Green’s first technical supposedly came in the first half, after he inadvertently hit the Cavaliers’ Iman Shumpert directly in the face. Green appeared to get the technical for an outburst toward an official immediately afterward. He didn’t have much an argument to make, though. This is not a legal play:

So, the third-quarter tech should’ve spelled the end of Green’s night. Even the NBA’s official scorebook, which I’m looking at well after the game ended, says this:

But the officials pivoted. They said the first technical had actually not been on Green, but instead on his head coach, Steve Kerr, for arguing the call. That was weird. Kerr had reacted unhappily to the call on Green, but he didn’t spring from the bench in a particularly combative way. And it looked like his most profound anger was about the technical on Green.

 

Hopefully, we’ll learn more from the officiating crew about why and how this unfolded. But the feeling I got watching was that the referees panicked about taking a star player out of the game while his team was trying to complete a historic sweep. I suspect I’m not the only viewer who felt that way, and that’s not great. It didn’t matter in the end, but if Golden State had come back from what was then a 15-point deficit, we’d have spent an entire summer talking about this bit of absurdity.

The officials didn’t have a lot of control.

Zaza Pachulia punched Iman Shumpert in the testicles without any apparent consequence, and the teams gathered angrily for several minutes.
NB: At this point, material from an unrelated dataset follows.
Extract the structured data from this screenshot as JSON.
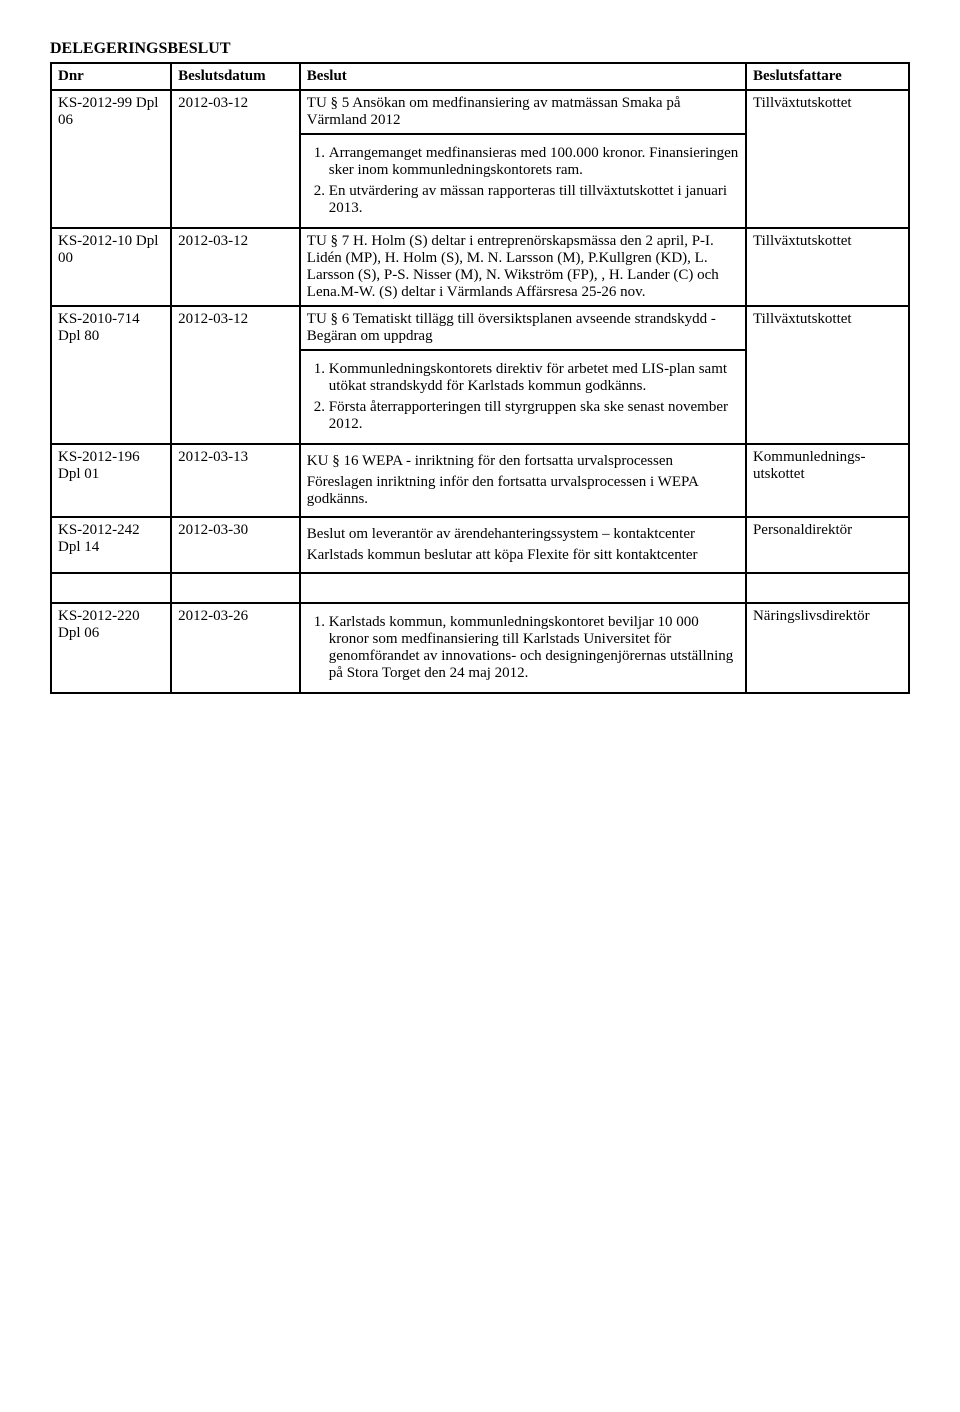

The game didn’t have much flow to it. The third quarter felt like it took several hours to complete. (In reality, it took the better part of one hour.)

“It was just an incredibly physical game,” Kerr said afterward. “That was obvious from the beginning. Ton of fouls called early. Lot of holding and grabbing and pushing and shoving. It just got out of hand a little bit. The third quarter, it just felt like the game was stopping every time.”

Is it possible for a team to score 137 points against an elite defense in the NBA Finals in a game that somehow has almost no continuous flow? That’s what Game 4 was like.

This is a series that has LeBron James, Kevin Durant, Steph Curry, and Kyrie Irving in it, among other likely future Hall of Famers. Everyone tuned in Friday to watch those players play, not to watch the officiating crew officiate.